Many times I’m being asked how to design the Space object data model to manage complex object graph in an optimal manner while stored within the In-Memory-Data-Grid. Here are few recommendations that I’ve seen implemented in the field:
Large Collection Handling
When your application constructs a collection of objects that are stored within a single space object you should take into consideration the overhead of replicating the object with its collection to the backup space and the garbage collection activity executed when the primary and backup JVMs generating and removing the collection objects.
The problem becomes sever when the business logic is collocated with the space and the collection is very large and being updated in very rapid manner or when you write/remove/update large amount of space objects in a single batch that stored collections with large amount of objects.
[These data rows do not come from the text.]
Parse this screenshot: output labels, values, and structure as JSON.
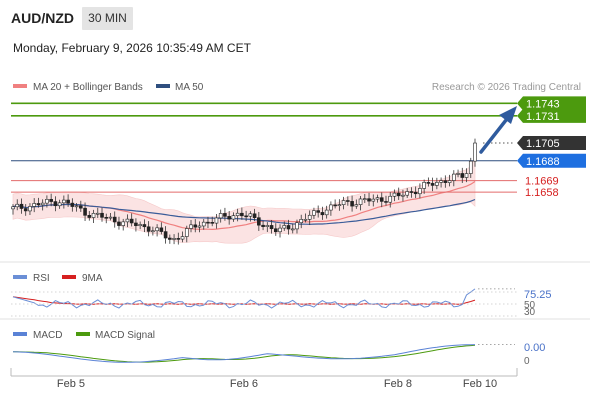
{
  "header": {
    "symbol": "AUD/NZD",
    "timeframe": "30 MIN",
    "datetime": "Monday, February 9, 2026 10:35:49 AM CET"
  },
  "legend": {
    "ma20_label": "MA 20 + Bollinger Bands",
    "ma50_label": "MA 50",
    "credit": "Research © 2026 Trading Central"
  },
  "colors": {
    "resistance": "#4c9a0e",
    "support": "#e36b6b",
    "pivot": "#2f4f7f",
    "current": "#333333",
    "pivot_label": "#1e6fe0",
    "ma20": "#f08080",
    "ma50": "#3a5c99",
    "band_fill": "#fbe3e3",
    "arrow": "#2f5b9e",
    "rsi": "#6b8fd6",
    "rsi_ma": "#d62020",
    "macd": "#5a82d6",
    "macd_signal": "#4c9a0e"
  },
  "chart_data": [
    {
      "type": "candlestick",
      "title": "",
      "ylim": [
        1.1595,
        1.175
      ],
      "x_ticks": [
        "Feb 5",
        "Feb 6",
        "Feb 8",
        "Feb 10"
      ],
      "levels": [
        {
          "name": "resistance-2",
          "value": 1.1743,
          "label": "1.1743"
        },
        {
          "name": "resistance-1",
          "value": 1.1731,
          "label": "1.1731"
        },
        {
          "name": "current-price",
          "value": 1.1705,
          "label": "1.1705"
        },
        {
          "name": "pivot",
          "value": 1.1688,
          "label": "1.1688"
        },
        {
          "name": "support-1",
          "value": 1.1669,
          "label": "1.1669"
        },
        {
          "name": "support-2",
          "value": 1.1658,
          "label": "1.1658"
        }
      ],
      "series": [
        {
          "name": "MA 20 + Bollinger Bands"
        },
        {
          "name": "MA 50"
        }
      ]
    },
    {
      "type": "line",
      "title": "RSI",
      "ylim": [
        30,
        80
      ],
      "tick_labels": [
        "75.25",
        "50",
        "30"
      ],
      "series": [
        {
          "name": "RSI"
        },
        {
          "name": "9MA"
        }
      ]
    },
    {
      "type": "line",
      "title": "MACD",
      "ylim": [
        -0.0015,
        0.0015
      ],
      "tick_labels": [
        "0.00",
        "0"
      ],
      "series": [
        {
          "name": "MACD"
        },
        {
          "name": "MACD Signal"
        }
      ]
    }
  ]
}
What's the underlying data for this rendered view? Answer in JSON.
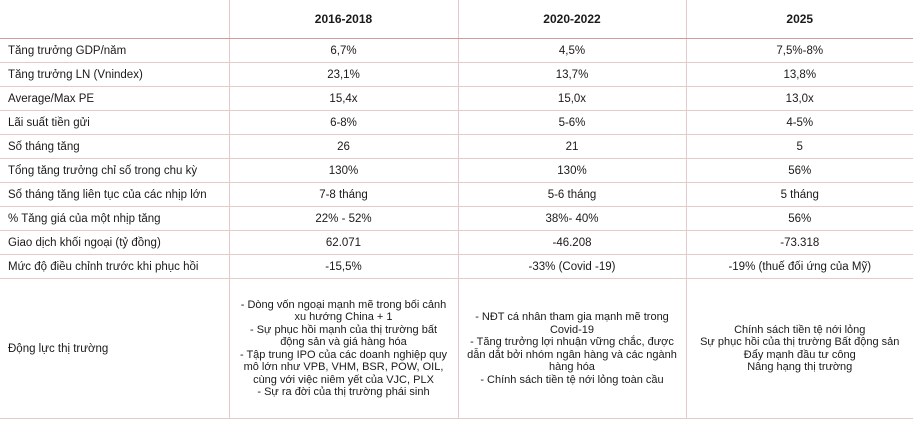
{
  "headers": [
    "",
    "2016-2018",
    "2020-2022",
    "2025"
  ],
  "rows": [
    {
      "label": "Tăng trưởng GDP/năm",
      "values": [
        "6,7%",
        "4,5%",
        "7,5%-8%"
      ]
    },
    {
      "label": "Tăng trưởng LN (Vnindex)",
      "values": [
        "23,1%",
        "13,7%",
        "13,8%"
      ]
    },
    {
      "label": "Average/Max PE",
      "values": [
        "15,4x",
        "15,0x",
        "13,0x"
      ]
    },
    {
      "label": "Lãi suất tiền gửi",
      "values": [
        "6-8%",
        "5-6%",
        "4-5%"
      ]
    },
    {
      "label": "Số tháng tăng",
      "values": [
        "26",
        "21",
        "5"
      ]
    },
    {
      "label": "Tổng tăng trưởng chỉ số trong chu kỳ",
      "values": [
        "130%",
        "130%",
        "56%"
      ]
    },
    {
      "label": "Số tháng tăng liên tục của các nhịp lớn",
      "values": [
        "7-8 tháng",
        "5-6 tháng",
        "5 tháng"
      ]
    },
    {
      "label": "% Tăng giá của một nhịp tăng",
      "values": [
        "22% - 52%",
        "38%- 40%",
        "56%"
      ]
    },
    {
      "label": "Giao dịch khối ngoại (tỷ đồng)",
      "values": [
        "62.071",
        "-46.208",
        "-73.318"
      ]
    },
    {
      "label": "Mức độ điều chỉnh trước khi phục hồi",
      "values": [
        "-15,5%",
        "-33% (Covid -19)",
        "-19% (thuế đối ứng của Mỹ)"
      ]
    }
  ],
  "drivers": {
    "label": "Động lực thị trường",
    "values": [
      "- Dòng vốn ngoại mạnh mẽ trong bối cảnh\nxu hướng China + 1\n- Sự phục hồi mạnh của thị trường bất\nđộng sản và giá hàng hóa\n- Tập trung IPO của các doanh nghiệp quy\nmô lớn như VPB, VHM, BSR, POW, OIL,\ncùng với việc niêm yết của VJC, PLX\n- Sự ra đời của thị trường phái sinh",
      "- NĐT cá nhân tham gia mạnh mẽ trong\nCovid-19\n- Tăng trưởng lợi nhuận vững chắc, được\ndẫn dắt bởi nhóm ngân hàng và các ngành\nhàng hóa\n- Chính sách tiền tệ nới lỏng toàn cầu",
      "Chính sách tiền tệ nới lỏng\nSự phục hồi của thị trường Bất động sản\nĐẩy mạnh đầu tư công\nNâng hạng thị trường"
    ]
  }
}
In such a case, the overhead of the replication and the garbage collection (mainly at the backup space) could be enormous, where the space JVM constructing and removing large amount of objects in very short time. Such a scenario could move the JVM into a “panic mode” – i.e. allocating large amount of memory and releasing it in very short time in a repeated manner. This could happen for relatively large amount of time. During this time the primary space is waiting for the backup space to stabilize, which in turn could stale and halt the clients – A classic ripple affect in a distributed environment.
Here is an example of the memory utilization of a JVM in a “panic mode”:
To eliminate the above problem you should avoid writing/updating/removing large collections as part of the space object. As an alternative you should store a collection of object IDs/proxies and construct the actual collection objects data on-demand. The object data within the collection could be fetched from some external resource such a database (this will allow you also to reduce the overall footprint and memory utilized by the Data-Grid), or fetch it from the space itself. In such a case the actual collection objects will be stored as separate space objects. The readById operation that has been introduced with XAP 7.0 could be very useful in such a case.
Space object with Multiple References to the Same Object
When constructing a Space class object and writing it into a collocated space, from a business logic such as a Task or Service Executor, Polling or Notify container with an embedded space, where the space object fields referencing other objects (different or the same one) be aware that once the space object is being replicated to the backup space, the referenced objects will be serialized separately. This means that the replicated object at the backup space will consume larger amount of memory compared to the original primary copy in case the original object has multiple references to the same object.
In the same manner a remote client that is writing a space object that has 2 or more root fields pointing to the same object will have the same issue with the primary space (and also the backup space). Within the space, each reference will be translated into a different object, and when the object will be read back from the space, these fields will point to different objects – this means these will be duplicated objects with identical data , but have different reference in memory.
To minimize the extra memory footprint at the backup space and the duplicated objects, make sure you design your Space domain classes to have only a single reference to a particular object. This can be implemented via a getter method that will be used by the relevant business logic or data access method.